Maharashtra is all set to witness one of the largest strikes on January 8 with the participation of 23 workers’ unions from across sectors. The workers who have extended their support to the all India strike, called by ten central trade unions, include bank employees, airport and hotels unions, ASHA (Accredited Social Health Activist) and Anganwadi workers. Additionally, hundreds of workers from the lorry transport sector, including drivers and helpers, are also set to join the strike.
Baljinder Mustakim is a driver of a ten-tired tanker. His vehicle carries chemical in Mumbai and other parts of Maharashtra and Gujarat. He said that for the last one month, he has been hearing his colleagues talking about the strike. "We are facing a number of issues, from social security as drivers to salary issues. If this strike could help us in solving those then we will surely participate," said Baljinder. He added that he has read about the demands put before the central government by his organisation Shiv Sena Avjad Vahtuk Sena (Heavy Vehicles Workers’ Union). "Look at inflation. How will a common man like me survive? Modi Sarkar is not doing anything to control the factors which are hurting people like us," he said.
Indrajit Bal, president of the union said, that there are around 7 lakh lorries in Maharashtra. Out of those, 60% are in Mumbai and surrounding areas. The workers allege that the government has so far been apathetic to their demands. "Our workers are some of the most neglected ones. Have you heard helpers and drivers of dumpers and tankers coming together for strike? This is happening for the first time in Maharashtra. The basic demand is the recognition and respect as labour for these men," he added.

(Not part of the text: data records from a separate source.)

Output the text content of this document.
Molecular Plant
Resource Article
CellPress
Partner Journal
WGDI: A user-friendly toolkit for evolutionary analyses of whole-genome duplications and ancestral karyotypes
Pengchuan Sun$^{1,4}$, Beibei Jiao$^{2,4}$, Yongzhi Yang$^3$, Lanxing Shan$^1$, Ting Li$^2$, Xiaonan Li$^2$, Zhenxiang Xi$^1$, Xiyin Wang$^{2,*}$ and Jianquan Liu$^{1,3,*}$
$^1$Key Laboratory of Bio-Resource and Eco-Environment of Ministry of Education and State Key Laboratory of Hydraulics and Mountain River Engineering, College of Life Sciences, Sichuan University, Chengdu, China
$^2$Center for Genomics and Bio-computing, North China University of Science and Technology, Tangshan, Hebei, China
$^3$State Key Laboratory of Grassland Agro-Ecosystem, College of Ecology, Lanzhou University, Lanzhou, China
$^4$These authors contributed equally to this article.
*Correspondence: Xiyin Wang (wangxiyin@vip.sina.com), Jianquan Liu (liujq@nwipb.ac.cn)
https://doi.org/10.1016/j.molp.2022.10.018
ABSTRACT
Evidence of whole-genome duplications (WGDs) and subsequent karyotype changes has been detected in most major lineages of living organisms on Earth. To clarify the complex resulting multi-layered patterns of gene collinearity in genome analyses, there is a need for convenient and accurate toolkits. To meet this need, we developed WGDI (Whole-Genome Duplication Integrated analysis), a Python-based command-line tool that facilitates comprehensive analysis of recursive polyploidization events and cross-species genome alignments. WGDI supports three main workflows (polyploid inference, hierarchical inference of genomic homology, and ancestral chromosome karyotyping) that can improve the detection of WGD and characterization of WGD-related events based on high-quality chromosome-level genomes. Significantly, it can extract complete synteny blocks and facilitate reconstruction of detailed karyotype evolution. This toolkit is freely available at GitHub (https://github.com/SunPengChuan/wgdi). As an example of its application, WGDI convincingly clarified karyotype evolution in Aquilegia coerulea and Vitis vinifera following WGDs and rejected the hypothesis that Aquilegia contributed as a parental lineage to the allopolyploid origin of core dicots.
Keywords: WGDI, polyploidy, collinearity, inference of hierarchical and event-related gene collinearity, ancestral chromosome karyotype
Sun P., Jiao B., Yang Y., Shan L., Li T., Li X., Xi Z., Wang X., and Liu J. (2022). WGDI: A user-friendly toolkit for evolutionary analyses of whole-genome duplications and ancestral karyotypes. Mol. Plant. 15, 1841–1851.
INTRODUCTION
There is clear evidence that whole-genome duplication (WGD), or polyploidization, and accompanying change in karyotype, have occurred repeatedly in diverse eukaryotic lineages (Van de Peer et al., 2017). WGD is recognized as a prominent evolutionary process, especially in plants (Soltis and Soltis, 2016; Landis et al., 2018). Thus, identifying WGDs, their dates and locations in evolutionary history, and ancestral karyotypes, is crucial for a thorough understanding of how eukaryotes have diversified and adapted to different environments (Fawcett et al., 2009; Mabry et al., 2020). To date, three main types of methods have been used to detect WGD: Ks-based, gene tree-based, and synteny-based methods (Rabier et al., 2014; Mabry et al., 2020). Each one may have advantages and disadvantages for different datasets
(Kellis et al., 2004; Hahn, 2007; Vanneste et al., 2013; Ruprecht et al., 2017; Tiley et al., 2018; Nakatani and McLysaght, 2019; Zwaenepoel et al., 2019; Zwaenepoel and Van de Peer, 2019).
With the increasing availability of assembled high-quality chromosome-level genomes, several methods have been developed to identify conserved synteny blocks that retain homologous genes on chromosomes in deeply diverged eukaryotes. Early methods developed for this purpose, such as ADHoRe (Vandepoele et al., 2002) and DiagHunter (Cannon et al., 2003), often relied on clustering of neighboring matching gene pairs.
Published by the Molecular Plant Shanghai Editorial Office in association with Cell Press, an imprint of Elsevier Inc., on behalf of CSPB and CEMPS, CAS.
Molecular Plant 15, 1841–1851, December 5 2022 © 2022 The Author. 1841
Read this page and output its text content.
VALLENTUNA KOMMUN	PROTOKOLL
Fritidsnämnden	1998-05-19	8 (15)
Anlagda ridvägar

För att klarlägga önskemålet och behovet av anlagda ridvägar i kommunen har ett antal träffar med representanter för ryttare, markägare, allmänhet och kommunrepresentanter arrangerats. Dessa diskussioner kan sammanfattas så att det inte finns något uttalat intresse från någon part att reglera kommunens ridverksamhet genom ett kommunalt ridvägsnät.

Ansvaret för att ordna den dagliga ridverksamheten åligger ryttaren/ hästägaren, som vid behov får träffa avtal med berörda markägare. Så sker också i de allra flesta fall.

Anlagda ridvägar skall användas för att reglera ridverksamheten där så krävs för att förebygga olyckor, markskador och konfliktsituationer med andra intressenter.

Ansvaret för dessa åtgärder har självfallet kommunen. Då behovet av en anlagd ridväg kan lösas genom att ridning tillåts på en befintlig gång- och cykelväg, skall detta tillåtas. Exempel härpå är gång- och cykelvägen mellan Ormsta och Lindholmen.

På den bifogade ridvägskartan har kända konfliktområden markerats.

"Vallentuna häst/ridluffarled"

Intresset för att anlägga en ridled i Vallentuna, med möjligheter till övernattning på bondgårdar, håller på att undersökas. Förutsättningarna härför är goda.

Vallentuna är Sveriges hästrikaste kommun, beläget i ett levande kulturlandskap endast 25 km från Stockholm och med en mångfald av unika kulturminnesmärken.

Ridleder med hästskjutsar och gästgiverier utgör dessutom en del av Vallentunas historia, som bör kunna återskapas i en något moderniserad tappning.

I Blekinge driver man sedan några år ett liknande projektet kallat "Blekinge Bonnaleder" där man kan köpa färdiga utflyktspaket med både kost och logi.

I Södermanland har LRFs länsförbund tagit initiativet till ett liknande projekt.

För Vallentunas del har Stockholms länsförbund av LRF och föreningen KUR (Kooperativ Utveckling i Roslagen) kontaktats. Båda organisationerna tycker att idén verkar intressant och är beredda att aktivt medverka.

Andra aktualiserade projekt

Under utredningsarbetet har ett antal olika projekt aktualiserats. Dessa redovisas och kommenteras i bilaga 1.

Also read: Jan 8 Strike: 23 Workers’ Unions Set to Participate in Maharashtra
The union has also demanded that lorry workers should be entitled to the minimum wage. "The demand of minimum wage of Rs 21,000 must be applicable to these drivers. There are many workers, mainly migrated from Eastern UP and Bihar, who are working on comparatively very less salaries. We keep protesting and demanding and negotiating on their behalf. But I think that by joining hands with other larger labour unions, this basic demand will be looked after," said Indrajit.
Ashok Kamble is originally from Latur in Maharashtra but has been working with a dumper at Navi Mumbai for the last 15 years. His vehicle runs for the stone crusher. He said, “It is one of the most dangerous driving zone where drivers have to be skilled in order to get the loaded vehicle out of mines safely. However, despite the hardwork they do, their salaries are very meagre. This strike should force the central and state governments to make minimum wage compulsory. Only that will bring some relief for us. We are here because we don't have jobs back at our native places. But these jobs are very risky. So, our security is an important factor for our families. Hope we get it through this strike," he said.
The Workers' Joint Action Committee is hoping that these voices of labourers from one of the most neglected sections will be heard by society through such protest. "Uniting workers as well as letting society know about the hardships of these workers is our aim in this protest. Only that will create public pressure on the government," said Vishwas Utagi, coordinator of joint action committee.
Around 7 lakh workers are expected to participate in the strike on January 8, resulting in the stopping of nearly 5 lakh lorries in Maharashtra, the union further said.